Unless you have been living in a cave or under a rock, you’ve no doubt heard of Source Han Sans or Noto Sans CJK through the initial announcements from Adobe or Google who jointly developed them, or elsewhere. These two Pan-CJK typeface families, which are joined at the hip because they differ only in name, were released to the world at large, as open source fonts, on the afternoon of July 15, 2014 in the US, which was the morning of July 16, 2014 in East Asia, their target audience. Click on the preview below to view a single-page PDF that shows all 65,535 glyphs from one of these fonts:
Over the next several months I plan to publish a series of articles on this blog that will detail various aspects of the development process that I employed for building these two typeface families. Although the subsequent articles will mention only Source Han Sans by name, they also pertain to its twin, Noto Sans CJK.

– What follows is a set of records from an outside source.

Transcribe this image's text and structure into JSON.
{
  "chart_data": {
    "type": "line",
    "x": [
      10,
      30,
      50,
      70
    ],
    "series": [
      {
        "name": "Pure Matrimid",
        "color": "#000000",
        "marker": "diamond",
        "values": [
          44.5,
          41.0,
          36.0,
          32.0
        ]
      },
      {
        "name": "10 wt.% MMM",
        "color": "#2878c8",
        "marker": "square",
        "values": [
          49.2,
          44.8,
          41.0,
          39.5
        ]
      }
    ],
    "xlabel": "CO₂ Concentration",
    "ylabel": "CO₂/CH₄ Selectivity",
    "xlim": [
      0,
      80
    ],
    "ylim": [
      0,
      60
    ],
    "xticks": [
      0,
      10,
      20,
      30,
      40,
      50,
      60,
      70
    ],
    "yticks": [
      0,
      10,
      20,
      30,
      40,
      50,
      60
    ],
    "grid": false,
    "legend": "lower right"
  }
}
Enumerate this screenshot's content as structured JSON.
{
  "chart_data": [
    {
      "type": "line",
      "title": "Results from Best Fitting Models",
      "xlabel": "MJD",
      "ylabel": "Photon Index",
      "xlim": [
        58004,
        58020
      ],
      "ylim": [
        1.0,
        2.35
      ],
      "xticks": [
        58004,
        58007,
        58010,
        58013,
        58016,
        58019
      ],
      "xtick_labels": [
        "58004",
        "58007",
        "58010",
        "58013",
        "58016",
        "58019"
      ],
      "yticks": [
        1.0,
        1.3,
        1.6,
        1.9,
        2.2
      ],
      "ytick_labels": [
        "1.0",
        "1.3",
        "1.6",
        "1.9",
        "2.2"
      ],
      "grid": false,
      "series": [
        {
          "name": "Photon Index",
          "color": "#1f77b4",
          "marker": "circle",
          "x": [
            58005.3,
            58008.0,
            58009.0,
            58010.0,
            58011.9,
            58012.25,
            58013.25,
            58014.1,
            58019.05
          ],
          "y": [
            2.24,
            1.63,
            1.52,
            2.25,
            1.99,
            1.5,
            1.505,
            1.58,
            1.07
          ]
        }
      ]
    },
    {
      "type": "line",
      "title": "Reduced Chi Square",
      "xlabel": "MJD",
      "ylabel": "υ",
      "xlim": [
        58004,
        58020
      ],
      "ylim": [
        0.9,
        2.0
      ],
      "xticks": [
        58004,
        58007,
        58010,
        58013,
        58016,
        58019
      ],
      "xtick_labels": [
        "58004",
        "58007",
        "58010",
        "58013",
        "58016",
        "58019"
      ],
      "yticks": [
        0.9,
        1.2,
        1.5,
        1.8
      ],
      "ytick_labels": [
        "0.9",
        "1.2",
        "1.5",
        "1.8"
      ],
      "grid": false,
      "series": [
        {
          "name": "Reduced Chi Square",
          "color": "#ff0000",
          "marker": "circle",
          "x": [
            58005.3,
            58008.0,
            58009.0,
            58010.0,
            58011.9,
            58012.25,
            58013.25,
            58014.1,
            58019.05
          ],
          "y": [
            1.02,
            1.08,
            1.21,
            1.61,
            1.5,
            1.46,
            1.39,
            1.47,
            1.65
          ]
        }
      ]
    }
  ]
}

One of the more important themes that will ripple through all of the articles will be the extent to which Unicode played a role in the development process, and which made the entire development cycle smoother than if Unicode had not been leveraged. Unicode played an important role in determining the scope of the glyph set, and related to that, every glyph has a unique Unicode-based working name that drove several processes, such as CMap resource generation and OpenType feature building.
My current focus is to issue the first major update for these fonts, hopefully before the end of this month, and shortly after that I plan to kick off this series of technical articles.
I will close this article by stating what I feel is the obvious, particularly for open source fonts around which a community has formed: If any issues, however minor, are found while using the fonts, please take the time to review the Source Han Sans and Noto Sans CJK repositories to check whether it has already been reported, and if not, please do so.